Canadian dollar tumbled sharply overnight and hit a three year low against the greenback after weak trade and PMI data. Also weighing on the Loonie was comments from BoC governor Poloz. Poloz said in an interview that the central bank would be "holding rates where they are until the data flow changes our mind" to minimize the risks of making a "big mistake". Finance minister Flaherty said during the weekend that there was calls from OECD and IMF for Canada to hike rates. But Poloz said he's not worried by those international calls for rate hikes. Meanwhile, he also noted that he's worried about inflation under-performing.
Technically, the USD/CAD jumps to as high 1.0793 so far. The GBP/CAD also edged to new high at 1.7697. However, the EUR/CAD is staying well below near term resistance at 1.4817 so far. Overall weakness in the Canadian dollar is not too overwhelming. And, we'd start to expect some strong resistance above 1.08 to limit upside in near term. Thus, we'd stay cautious on bottoming in the Canadian despite the current sell off.
Overnight in the US, stocks staged a strong rebound with DOW closing up 105.84 pts at 16530.94, heading back to record close at 16576.66. 10 year yield dropped for another day to 2.937% and is moving away from 3% handle. San Francisco Fed Williams said that Fed will likely continue to taper the asset purchase and "eventually eliminate them, over this year." But, he emphasized that "scaling back on asset purchases is not a retreat from accommodative monetary policy". He used an analogy that "we're starting to ease off the gas, but we're nowhere near hitting the brakes yet.''
Boston Fed Rosengren said he's "comfortable" with the current tapering approach. He noted that "roughly a $10 billion at each FOMC, if we were to gradually reduce purchases, I think that would be appropriate." Meanwhile, he emphasized he'd not prefer any "dramatic steps" at this stage.

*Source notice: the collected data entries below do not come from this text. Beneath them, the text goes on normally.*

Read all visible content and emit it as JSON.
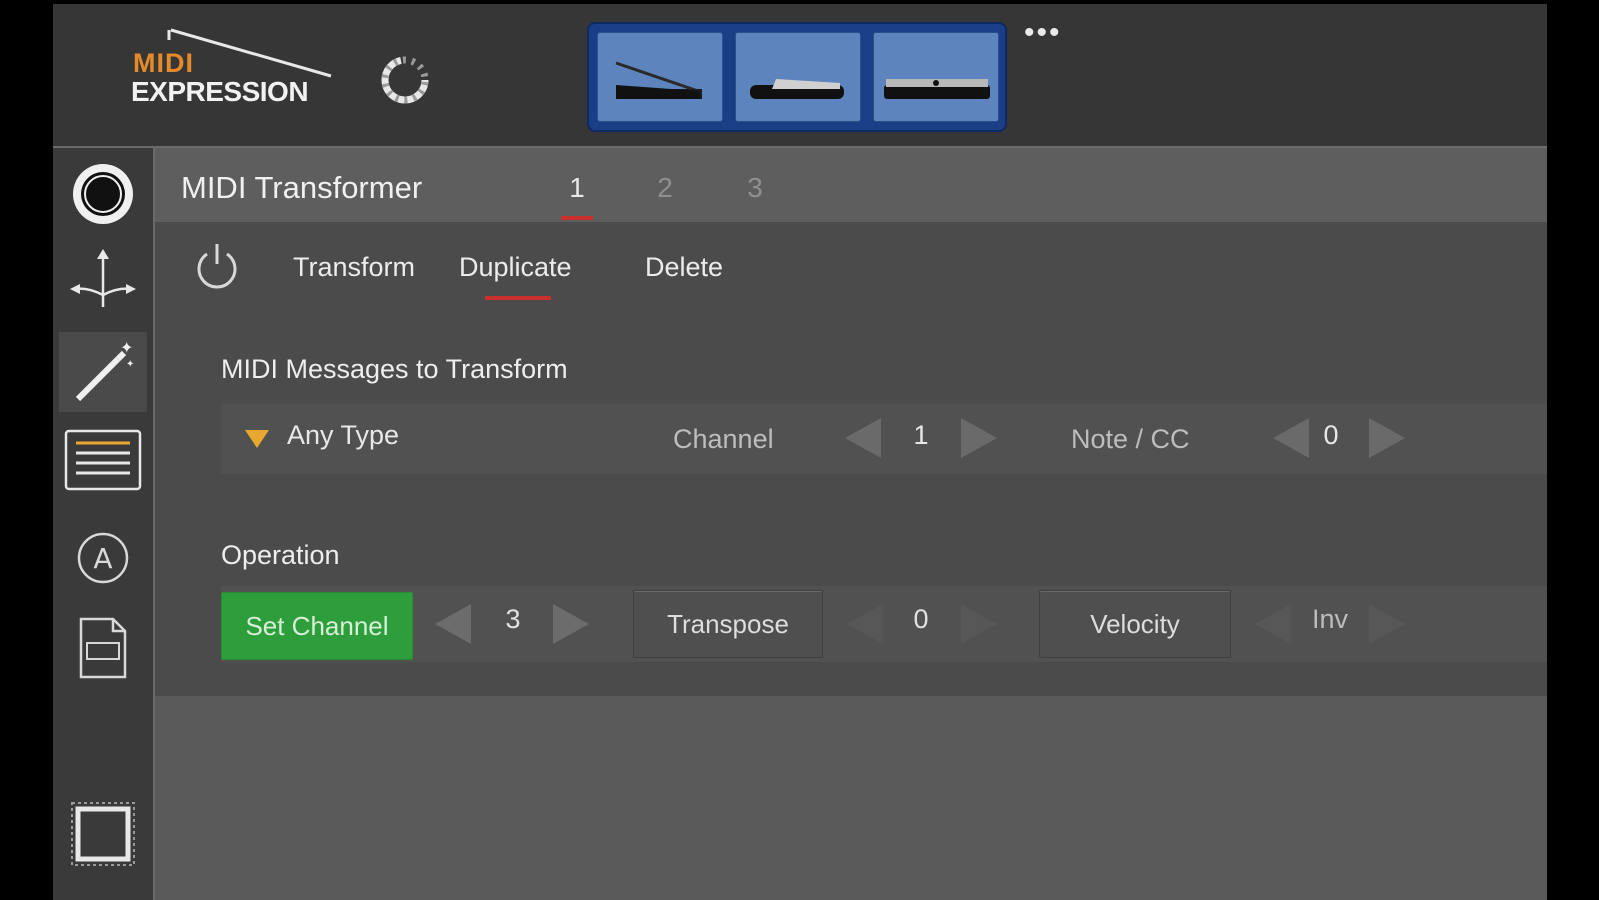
{
  "app": {
    "logo_line1": "MIDI",
    "logo_line2": "EXPRESSION",
    "more_label": "•••"
  },
  "sidebar": {
    "items": [
      {
        "icon": "record-circle-icon"
      },
      {
        "icon": "split-arrows-icon"
      },
      {
        "icon": "magic-wand-icon",
        "active": true
      },
      {
        "icon": "list-icon"
      },
      {
        "icon": "circle-a-icon"
      },
      {
        "icon": "pdf-document-icon"
      },
      {
        "icon": "chip-icon"
      }
    ]
  },
  "page": {
    "title": "MIDI Transformer",
    "tabs": [
      {
        "label": "1",
        "active": true
      },
      {
        "label": "2"
      },
      {
        "label": "3"
      }
    ]
  },
  "actions": {
    "transform": "Transform",
    "duplicate": "Duplicate",
    "delete": "Delete"
  },
  "messages": {
    "label": "MIDI Messages to Transform",
    "type_value": "Any Type",
    "channel_label": "Channel",
    "channel_value": "1",
    "note_label": "Note / CC",
    "note_value": "0"
  },
  "operation": {
    "label": "Operation",
    "set_channel_label": "Set Channel",
    "set_channel_value": "3",
    "transpose_label": "Transpose",
    "transpose_value": "0",
    "velocity_label": "Velocity",
    "velocity_value": "Inv"
  },
  "colors": {
    "accent_red": "#c9302c",
    "active_green": "#2e9e3c",
    "pedal_blue": "#5e84bd",
    "logo_orange": "#e58a2a"
  }
}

Looking ahead, the FOMC minutes for December meeting will be a major focus today. That's the meeting where the Fed announced the decision to start tapering the USD 85b per month asset purchase to USD 75b in January. Attention will be on the discussion among policy makers on the schedule of tapering. Markets are generally expecting the Fed to reduce the size of asset purchase by USD 10b in every FOMC meeting this year. And, QE would end by late 2014.
Other focus include German trade balance and factory orders, Eurozone retail sales and unemployment. Also, the US will release ADP employment change which is expected to show 195k growth in December.